Protein misfolding diseases, such as Alzheimer's or Parkinson's diseases, ALS, or certain types of diabetes are becoming increasingly prevalent in the aging human population. Protein misfolding is often implicated in these disorders, but the mechanisms remain unclear. We have shown that misfolding and aggregation of disease-related proteins (e.g. polyglutamine expansions in Huntington's disease, or mutant SOD1 in ALS) can trigger misfolding of other metastable 'bystander' proteins, causing their loss of function and thus disrupting cellular functions. On the other hand, these metastable proteins, encoded by genetic polymorphisms, strongly modulate the disease phenotypes. We proposed that competition for the folding resources underlies this toxic behavior. It is currently thought that understanding such failure of protein homeostasis (proteostasis) is key to understanding and combating aging and neurodegeneration. My lab focuses on mechanisms that control proteostasis, using genetic, biochemical, and live imaging approaches in a metazoan C. elegans and mammalian neurons. We currently have three main research directions:
1. The mechanism of differential neuronal susceptibility to protein misfolding. A. Why only some neurons are affected in disease, when the toxic protein is often expressed in all or many neurons? We are using C. elegans to ask whether dysfunction of the susceptible neuron can be explained by misfolding of a 'bystander' protein that is not present in other neurons, and what makes a particular 'bystander' protein a risk factor for a given neuron. B. An exciting new direction that sprung from the above work is the finding that a folding stress in the ER of neurons derails the correct targeting of neurotrophic secreted molecules to axons or dendrites. We are examining the novel function of an ER stress sensor, PERK, in regulating the axonal/dendritic targeting, and whether it explains why mutations in PERK are a risk factor for Alzheimer's disease and tauopathy.

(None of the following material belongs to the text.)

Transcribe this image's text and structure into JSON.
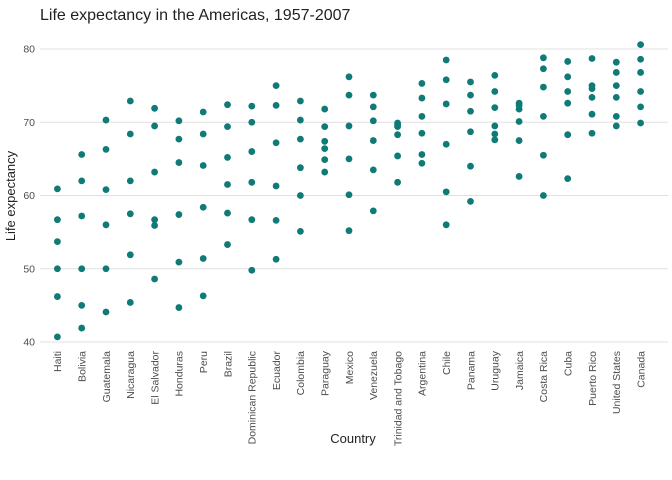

2. The role of natural genetic variation and physiological stress in proteostasis. A. We are using wild strains of C. elegans to understand 1) what is the nature of polymorphisms and genetic networks that control susceptibility of cells to protein aggregation and toxicity, and 2) how natural variation controls resistance to vs. tolerance of aggregation. B. We are harnessing the natural, evolutionarily selected mechanisms that protect proteostasis. For example, we have identified a small heat-shock protein HSP-12.6 as a major defender of proteostasis in the stress-resistant dauer larva, and are testing its mechanism of action.
3. Maintaining the ER proteostasis under physiological stress. A. We are studying how cells match which ER chaperones are induced during differentiation to their future protein folding needs, since different secreted proteins will need different chaperones for their efficient folding. B. In collaboration with Dr. Argon's lab (CHOP) we are studying the regulation of an ER stress sensor IRE1 in adaptation to changes in ER proteostasis, and in collaboration with both Dr. Argon's and Dr. Behtea's labs – the possibility of manipulating the IRE1 activity to improve re-myelination in a Multiple Sclerosis model.